Best books 2002 (also horribly long)

EmmaComerford at aol.com EmmaComerford at aol.com
Fri Jan 17 22:45:36 EST 2003


Well I've finally compiled a list of my best books from 2002. It's been a 
great reading year, due mainly to lots of excellent recommendations from this 
list. I've been keeping a reading log since July and it has reflected lots of 
recommendations from the list as well as the fact that I've discovered a 
couple of prolific authors in the form of Heyer and Wodehouse. 

I've used some of Melissa's categories, and have skipped and changed others.

Best Book: this is too hard a category to fill! But "Possession" by AS Byatt 
was a book I loved that didn't fall into another category, so it is the 
winner. "Coraline" by Neil Gaiman is the children's division winner. I loved 
the style of writiing as well as the story - scary but full of useful 
lessons!

Worst book: It's been such a good year that I haven't come across any 
terrible books that have had me pulling out my hair in frustration (except in 
non-fiction). I couldn't justify placing any books in this category. So this 
category has to remain empty. However, the most annoying book category had 
many contenders. The most recent of these is probably Jane Langton's "The 
Shortest Day", which came highly recommended from a couple of sources. I 
found the majority of the characters and their actions ridiculous, and kept 
waiting for the book to improve until I reached the end.

Funniest book: I've read so many funny books this year, but the Stephanie 
Plum series from Janet Evanovich made me laugh out loud the most, so the 
whole group wins this category. For those contemplating reading these books, 
I recommend trying at least two, as I wasn't enraptured by the first book but 
was hooked byu book three. Runners up included Wodehouse's Jeeves books and 
many of the Heyer books I've devoured over the last year.

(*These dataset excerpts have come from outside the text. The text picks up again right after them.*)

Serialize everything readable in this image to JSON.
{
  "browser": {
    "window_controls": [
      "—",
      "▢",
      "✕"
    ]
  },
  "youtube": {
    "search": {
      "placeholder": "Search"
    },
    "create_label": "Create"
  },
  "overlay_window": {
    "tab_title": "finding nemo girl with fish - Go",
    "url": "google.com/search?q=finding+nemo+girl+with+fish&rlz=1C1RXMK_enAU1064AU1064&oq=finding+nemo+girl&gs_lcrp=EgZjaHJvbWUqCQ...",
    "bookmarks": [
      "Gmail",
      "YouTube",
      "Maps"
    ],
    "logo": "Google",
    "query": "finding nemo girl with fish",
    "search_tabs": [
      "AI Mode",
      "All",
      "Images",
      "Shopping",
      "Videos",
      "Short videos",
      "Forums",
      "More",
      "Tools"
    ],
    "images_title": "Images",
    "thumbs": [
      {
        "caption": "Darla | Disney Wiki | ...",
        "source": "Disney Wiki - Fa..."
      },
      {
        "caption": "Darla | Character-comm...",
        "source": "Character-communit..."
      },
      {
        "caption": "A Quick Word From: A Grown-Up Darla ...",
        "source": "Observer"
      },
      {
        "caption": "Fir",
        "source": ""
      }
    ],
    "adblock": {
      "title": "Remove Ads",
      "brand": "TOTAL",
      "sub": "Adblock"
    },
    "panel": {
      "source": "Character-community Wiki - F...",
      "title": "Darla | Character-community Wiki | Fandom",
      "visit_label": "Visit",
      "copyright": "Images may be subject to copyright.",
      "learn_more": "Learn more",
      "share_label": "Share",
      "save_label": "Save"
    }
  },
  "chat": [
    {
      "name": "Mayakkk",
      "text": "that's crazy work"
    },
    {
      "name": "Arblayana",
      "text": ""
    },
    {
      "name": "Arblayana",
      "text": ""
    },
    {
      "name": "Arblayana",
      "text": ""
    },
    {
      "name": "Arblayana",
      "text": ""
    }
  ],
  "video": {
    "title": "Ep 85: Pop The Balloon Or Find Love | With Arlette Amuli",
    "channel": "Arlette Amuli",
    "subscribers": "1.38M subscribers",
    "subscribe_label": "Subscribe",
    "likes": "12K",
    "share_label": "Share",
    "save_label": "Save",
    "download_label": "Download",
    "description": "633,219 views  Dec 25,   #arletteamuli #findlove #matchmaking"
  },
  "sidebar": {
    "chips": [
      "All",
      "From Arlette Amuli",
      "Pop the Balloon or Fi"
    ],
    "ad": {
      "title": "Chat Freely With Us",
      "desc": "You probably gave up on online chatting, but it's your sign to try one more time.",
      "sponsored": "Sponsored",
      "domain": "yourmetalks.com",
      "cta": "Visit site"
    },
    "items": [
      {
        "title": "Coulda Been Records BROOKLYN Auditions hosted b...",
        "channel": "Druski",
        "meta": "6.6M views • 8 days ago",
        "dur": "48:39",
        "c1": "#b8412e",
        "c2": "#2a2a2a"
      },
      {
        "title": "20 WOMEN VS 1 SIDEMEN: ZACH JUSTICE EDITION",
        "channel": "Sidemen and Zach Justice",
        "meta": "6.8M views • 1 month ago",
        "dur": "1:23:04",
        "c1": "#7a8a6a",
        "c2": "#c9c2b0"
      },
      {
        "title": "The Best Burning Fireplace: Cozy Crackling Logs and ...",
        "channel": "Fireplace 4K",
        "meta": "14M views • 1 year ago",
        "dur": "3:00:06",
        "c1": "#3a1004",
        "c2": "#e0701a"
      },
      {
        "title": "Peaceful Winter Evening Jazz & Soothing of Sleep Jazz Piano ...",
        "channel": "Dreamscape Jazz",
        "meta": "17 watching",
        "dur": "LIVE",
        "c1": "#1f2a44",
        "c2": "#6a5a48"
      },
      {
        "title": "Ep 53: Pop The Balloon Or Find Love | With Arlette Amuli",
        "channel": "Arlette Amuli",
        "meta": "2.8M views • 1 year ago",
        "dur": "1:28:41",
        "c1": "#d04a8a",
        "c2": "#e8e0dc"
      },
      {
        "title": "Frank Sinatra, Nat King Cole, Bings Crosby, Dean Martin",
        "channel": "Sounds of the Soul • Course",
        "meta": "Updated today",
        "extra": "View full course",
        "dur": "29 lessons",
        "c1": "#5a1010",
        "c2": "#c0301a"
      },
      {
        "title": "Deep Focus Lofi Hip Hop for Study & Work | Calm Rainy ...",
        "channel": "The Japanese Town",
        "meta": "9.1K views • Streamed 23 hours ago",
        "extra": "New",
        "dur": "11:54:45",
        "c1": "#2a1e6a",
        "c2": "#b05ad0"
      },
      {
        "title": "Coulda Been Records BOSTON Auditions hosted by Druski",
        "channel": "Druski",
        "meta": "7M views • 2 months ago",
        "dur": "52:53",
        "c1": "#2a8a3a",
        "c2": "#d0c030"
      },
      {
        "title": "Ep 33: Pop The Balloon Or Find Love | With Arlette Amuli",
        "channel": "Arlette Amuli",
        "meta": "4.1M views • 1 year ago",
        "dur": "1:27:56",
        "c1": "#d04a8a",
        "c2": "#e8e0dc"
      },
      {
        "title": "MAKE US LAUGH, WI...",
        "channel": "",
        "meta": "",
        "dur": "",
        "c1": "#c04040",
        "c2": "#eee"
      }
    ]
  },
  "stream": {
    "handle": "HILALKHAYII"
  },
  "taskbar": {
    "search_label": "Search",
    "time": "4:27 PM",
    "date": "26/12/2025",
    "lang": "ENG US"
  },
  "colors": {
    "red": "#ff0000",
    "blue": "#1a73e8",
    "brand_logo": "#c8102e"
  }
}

Best Series: (using Melissa's definition of a series I've discovered this 
year rather than a new series) David Brin's second uplift trilogy - I can't 
figure out how I hadn't read these boooks earlier when I read his other 
books. I like the wide scope of the story line, as well as many of the 
details in the smaller subplots. 
I also concur with Melissa's choice of Jan Siegel's "Witch's honour" as 
weirdest ending to a trilogy!

Best first book: Definitely "The Thief" by Megan Whalen Turner. I know she 
wrote a book of short stories before this, but this was her first novel, so 
it is qualified for entry! "The Thief" and its sequel "Queen of Attolia", 
were some of the best books I read in 2002. I found them both intriguing in 
different ways, and can't decide which one I prefer.
She's now on my (short) list of "Authors to automatically buy".  

Book I couldn't put down: "Primary Inversion" by Catherine Asaro. I'm not 
sure why I loved this books so much, but I found it extrememly compelling.  
However, none of the sequels struck me in the same way, so perhaps I was 
simply in the right mood for this type of story.

Favourite series revisited: The Little House books by Laura Ingalls Wilder. I 
hadn't read these books since I was a child, and think I enjoyed them even 
more this time around.  Both the setting and the style of writing appeal to 
me.

Most disappointing: this is a category that is hard to fill, as I feel 
terrible choosing good books for it, as it is really my own high expectations 
that have doomed them rather than  them being bad books. But I think this 
year "Ash: A secret history" may have been the winner, as so many on the list 
loved it and I liked the sound of it. But I found the modern sections 
irritating and the plot itself a little slow. But, that said, I'm still 
reading the series, I just was slightly disappointed in it. Similarly, 
"Diplomatic Immunity" by Lois McMaster Bujold was a great book, but I don't 
think it had the power or the humour of the previous few books.

Best buy: four second hand Georgette Heyer books for 50 cents a piece - I've 
seen even more common ones in similar condition and in the same imprint for 
$12-$17 a piece secondhand, so feel I did very well. And "The Grand Sophy" 
(which must be the only Heyer my library system lacks) was amongst them!

I'm grateful to this list for so many wonderful recommendations over the past 
few years! Thank-you for making it easier to find new books, especially those 
I wouldn't have thought of picking up without a recommendation!